A.G.A.V. Anuradha and N.D.Kodikara
Offline handwriting recognition is still an open area in research community. And many researchers pay attention to this area since it is linked with lots of applications. However, very little number of researches has been done to recognize Sinhala handwritings. In this research, we present a system towards Sri Lankan postal automation based on the recognition of postal city name written within a restricted area on postal envelopes. The proposed system uses segmentation free algorithms. So, the whole word is considered instead of isolated characters. Four phases are carried out in this research such as preprocessing, feature detection, recognition and postprocessing. There are 7 stages in preprocessing phase namely noise removing, thresholding, detection of the rectangular area, skew detection, skew correction, underline removing and thinning. We propose the use of Gabor filter to produce effective features. The other used feature extraction methods are Horizontal Projection Profile histogram as well as Vertical Projection Profile histogram. 13 features are identified for each image by using those techniques. A feed forward neural network with one hidden layer is used in the recognition process.
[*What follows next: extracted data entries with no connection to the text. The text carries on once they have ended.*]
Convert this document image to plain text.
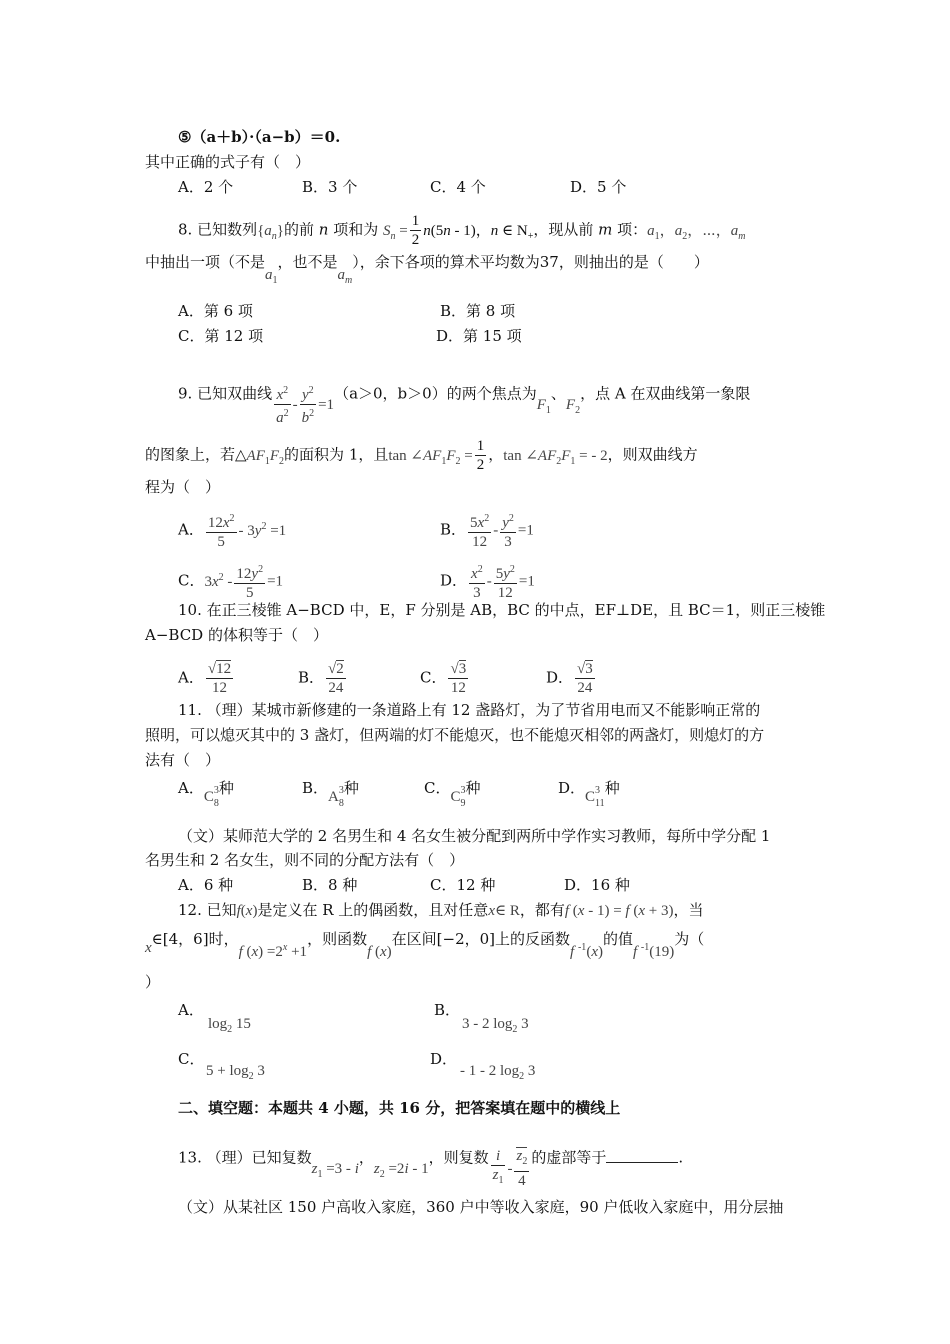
⑤（a＋b）·（a−b）＝0.
其中正确的式子有（　）
A．2 个	B．3 个	C．4 个	D．5 个
8. 已知数列$\{a_n\}$的前 n 项和为 $S_n = \frac{1}{2} n(5n - 1)$，n ∈ $N_+$，现从前 m 项：$a_1$，$a_2$，⋯，$a_m$
中抽出一项（不是$a_1$，也不是$a_m$），余下各项的算术平均数为37，则抽出的是（　　）
A．第 6 项	B．第 8 项
C．第 12 项	D．第 15 项
9. 已知双曲线 $\frac{x^2}{a^2} - \frac{y^2}{b^2} =1(a>0$，b＞0）的两个焦点为$F_1$、$F_2$，点 A 在双曲线第一象限
的图象上，若$\triangle AF_1F_2$的面积为 1，且$\tan \angle AF_1F_2 = \frac{1}{2}$ ，$\tan \angle AF_2F_1$ = - 2，则双曲线方
程为（　）
A． $\frac{12x^2}{5} - 3y^2 =1$	B． $\frac{5x^2}{12} - \frac{y^2}{3} =1$
C．$3x^2 - \frac{12y^2}{5} =1$	D． $\frac{x^2}{3} - \frac{5y^2}{12} =1$
10. 在正三棱锥 A−BCD 中，E，F 分别是 AB，BC 的中点，EF⊥DE，且 BC＝1，则正三棱锥
A−BCD 的体积等于（　）
A． $\frac{√12}{12}$	B． $\frac{√2}{24}$	C． $\frac{√3}{12}$	D． $\frac{√3}{24}$
11. （理）某城市新修建的一条道路上有 12 盏路灯，为了节省用电而又不能影响正常的
照明，可以熄灭其中的 3 盏灯，但两端的灯不能熄灭，也不能熄灭相邻的两盏灯，则熄灯的方
法有（　）
A．C 3
$_8$种	B．A 3
$_8$种	C．C 3
$_9$种	D．C 3
$_{11}$种
（文）某师范大学的 2 名男生和 4 名女生被分配到两所中学作实习教师，每所中学分配 1
名男生和 2 名女生，则不同的分配方法有（　）
A．6 种	B．8 种	C．12 种	D．16 种
12. 已知f(x)是定义在 R 上的偶函数，且对任意x∈ R，都有f (x - 1) = f (x + 3)，当
x∈[4，6]时，f $(x) =2^x +1$，则函数f (x)在区间[−2，0]上的反函数f $^{-1}$(x)的值f $^{-1}$(19)为（
）
A．
$\log_2 15$
B．
3 - 2 $\log_2 3$
C．
$5 + \log_2 3$
D．
- 1 - 2 $\log_2 3$
二、填空题：本题共 4 小题，共 16 分，把答案填在题中的横线上
13. （理）已知复数$z_1 =3 - i$，$z_2 =2i - 1$，则复数 $\frac{i}{z_1} - \frac{z_2}{4}$ 的虚部等于	.
（文）从某社区 150 户高收入家庭，360 户中等收入家庭，90 户低收入家庭中，用分层抽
This is based on the supervised learning algorithm. There are 6 output nodes to classify 50 different postal cities. Data for the training set and testing set is received from the National Science Foundation (NSF) database which consists of Sinhala postal city names written by people for the real purpose as well as from some other people. The well trained neural network outputs a binary number which corresponds to the recognized city name. The postprocessing technique uses a Microsoft Access database which maps the decimal value of the binary number to the city name. It gives the recognized city name in a user readable manner. Testing and evaluation were done in a comparable manner using several neural networks with 50, 20 and 10 cities. The accuracy of postal city name recognition was about 41%. Lack of training data, weaknesses of skew detection and underline removing algorithms are the reasons for this lower recognition rate. Some features used here are not much effective and this situation has also affected to the low accuracy.